Crime stories also might be less risky when they are more stilted, more clinical. To be blunt, what makes a crime story less satisfying are often the ethical guidelines that help reporters avoid ruining people’s lives. With the popularity of the podcasts S-Town and Missing Richard Simmons, there were conversations about the ethics of appropriating another person’s story, particularly when they won’t (or can’t) participate in your version of it. The questions of ethics and appropriation are even heavier when stories intersect with their subjects’ criminal cases, because journalism has always had a reciprocal relationship with the justice system. Part of the exhilarating intimacy of the first season of Serial was Koenig’s speculation about people who never agreed to be part of the show, the theories and rabbit holes she went through, the risks she took to get answers. But there is a reason most reporters do all their research, then write their story. It is inappropriate, and potentially libelous, to let your readers in on every unverified theory about your subject that occurs to you, particularly when wondering about a private citizen’s innocence or guilt in a horrific crime.

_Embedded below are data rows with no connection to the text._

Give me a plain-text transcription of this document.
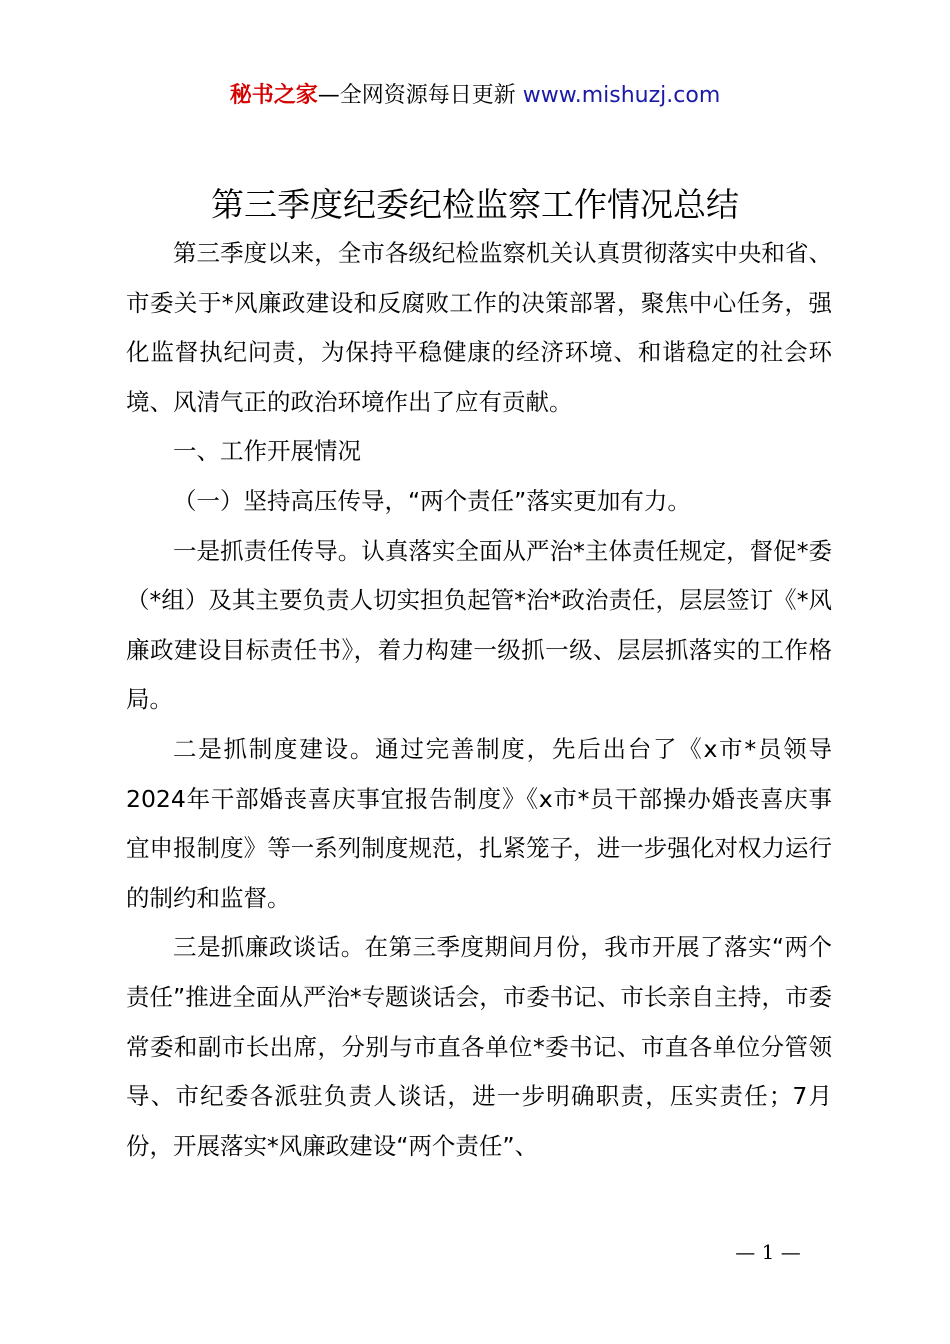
秘书之家—全网资源每日更新 www.mishuzj.com
第三季度纪委纪检监察工作情况总结

第三季度以来，全市各级纪检监察机关认真贯彻落实中央和省、市委关于*风廉政建设和反腐败工作的决策部署，聚焦中心任务，强化监督执纪问责，为保持平稳健康的经济环境、和谐稳定的社会环境、风清气正的政治环境作出了应有贡献。

一、工作开展情况

（一）坚持高压传导，“两个责任”落实更加有力。

一是抓责任传导。认真落实全面从严治*主体责任规定，督促*委（*组）及其主要负责人切实担负起管*治*政治责任，层层签订《*风廉政建设目标责任书》，着力构建一级抓一级、层层抓落实的工作格局。

二是抓制度建设。通过完善制度，先后出台了《x市*员领导2024年干部婚丧喜庆事宜报告制度》《x市*员干部操办婚丧喜庆事宜申报制度》等一系列制度规范，扎紧笼子，进一步强化对权力运行的制约和监督。

三是抓廉政谈话。在第三季度期间月份，我市开展了落实“两个责任”推进全面从严治*专题谈话会，市委书记、市长亲自主持，市委常委和副市长出席，分别与市直各单位*委书记、市直各单位分管领导、市纪委各派驻负责人谈话，进一步明确职责，压实责任；7月份，开展落实*风廉政建设“两个责任”、

— 1 —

Koenig’s off-the-cuff tone had other consequences, too, in the form of amateur sleuths on Reddit who tracked down people involved with the case, pored over court transcripts, and reviewed cellular tower evidence, forming a shadow army of investigators taking up what they saw as the gauntlet thrown down by the show. The journalist often takes on the stance of the professional amateur, a citizen providing information in the public interest and using the resources at hand to get answers. At times during the first season of Serial, Koenig’s methods are laughably amateurish, like when she drives from the victim’s high school to the scene of the crime, a Best Buy, to see if it was possible to do it in the stated timeline. She is able to do it, which means very little, since the crime occurred 15 years earlier. Because so many of her investigative tools were also ones available to listeners at home, some took that as an invitation to play along.

This blurred line between professional and amateur, reporter and private investigator, has plagued journalists since the dawn of modern crime reporting. In 1897, amid a frenzied rivalry between newspaper barons William Randolph Hearst and Joseph Pulitzer, true-crime coverage was so popular that Hearst formed a group of reporters to investigate criminal cases called the “Murder Squad.” They wore badges and carried guns, forming essentially an extralegal police force who both assisted and muddled official investigations. In search of a better story and to sell more papers, it was common for reporters to trample crime scenes, plant evidence, and produce dubious witnesses whose accounts fit their preferred version of the case. And they were trying to get audiences hooked in very similar ways, by crowdsourcing information and encouraging readers to send in tips.

Of course, the producers of Serial never did anything so questionable as the Murder Squad, though there are interesting parallels between the true-crime podcast and crime coverage in early daily newspapers. They were both innovations in the ways information was delivered to the public that sparked unexpectedly personal, participatory, and impassioned responses from their audiences. It’s tempting to say that we’ve come full circle, with a new true-crime boom that is victim to some of the same ethical pitfalls of the first one: Is crime journalism another industry deregulated by the anarchy of the internet? But as Michelle Dean wrote in the Guardian of Serial, “This is exactly the problem with doing journalism at all . . . You might think you are doing a simple crime podcast . . . and then you become a sensation, as Serial has, and the story falls to the mercy of the thousands, even millions, of bored and curious people on the internet.”